Banyak kitab yang menulis tentang kekhususan dan keistimewaan keluarga Rasulullah saw, diantara kekhususan dan keistimewaan itu adalah:
Pertama, Diharamkannya sedekah atas mereka, karena sedekah itu termasuk kotoran manusia. Sebagai gantinya mereka mendapatkan seperlima dari seperlima harta fai dan ghanimah/rampasan perang. Untuk lebih jelasnya akan diuraikan pada bagian lain.
Kedua, Dituntut untuk menunjukkan sikap memuliakan, menghormati, mengutamakan serta memaafkan kesalahan-kesalahan mereka yang didasari ketulusan. Dan harus dii'tikadkan bahwa orang-orang fasik di antara mereka akan mendapat hidayah dari Allah swt. Semua itu adalah karena kekerabatan mereka dengan Rasulullah saw, sebagaimana yang ditunjukkan oleh sebagian hadits, dan ini sesuai dengan firman Allah swt dalam surat al-Ahzab ayat 33, yang berbunyi:
إِنَّمَا يُرِيْدُ الله لِيُذْهِبَ عَنْكُمُ الرِجْسَ أَهْلَ البَيْتِ وَ يُطَهِّرَ كُمْ تَطْهِيْرًا
"Sesungguhnya Allah bermaksud hendak menghilangkan kotoran (rijs) dari kalian hai ahli al-bait, dan hendak mensucikan kalian sesuci-sucinya".

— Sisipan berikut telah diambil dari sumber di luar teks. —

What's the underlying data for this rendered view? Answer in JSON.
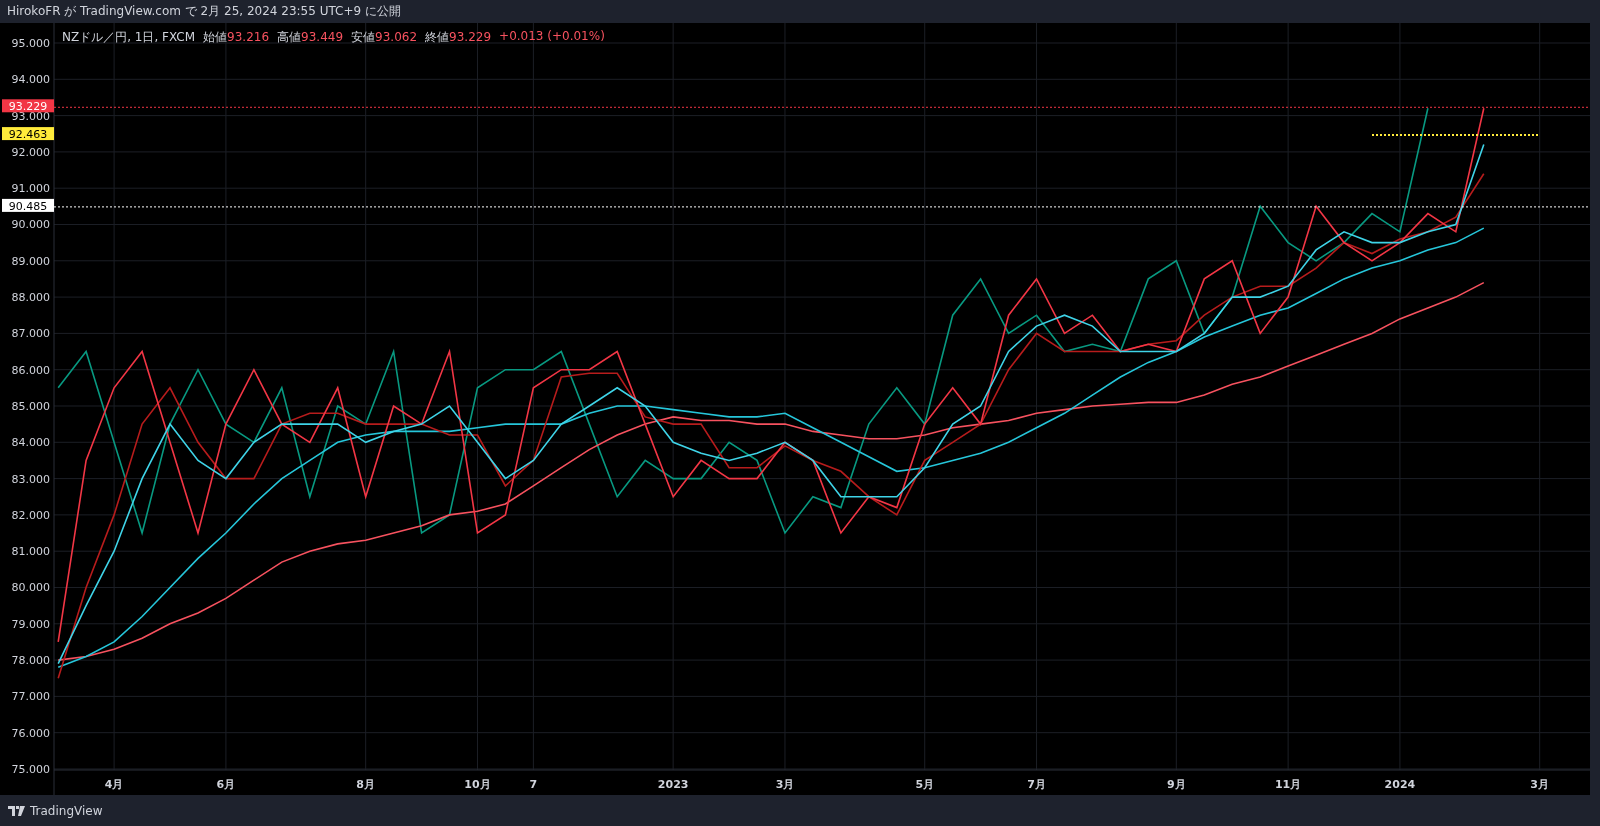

Dalam bukunya al-Futuhat al-Makiyah bab ke 29, Ibnu Arabi membicarakan keagungan Nabi Muhammad saw dan ia memberikan pendapat bahwa beliau saw dan keluarganya telah disucikan sesuci-sucinya dan telah dibersihkan dari al-rijs, yaitu semua perkara yang dapat mencemarkan kemuliaan mereka.
Abu Ja'far Muhammad Ibnu Jarir al-Thabari, dalam buku tafsir al-Thabari mengatakan bahwa sesungguhnya Allah berkehendak untuk menghilangkan al-suuk (kejelekan) dan al-fahsya (kekejian) dari mereka dan mensucikan mereka sesuci-sucinya dari kotoran yang timbul akibat maksiat.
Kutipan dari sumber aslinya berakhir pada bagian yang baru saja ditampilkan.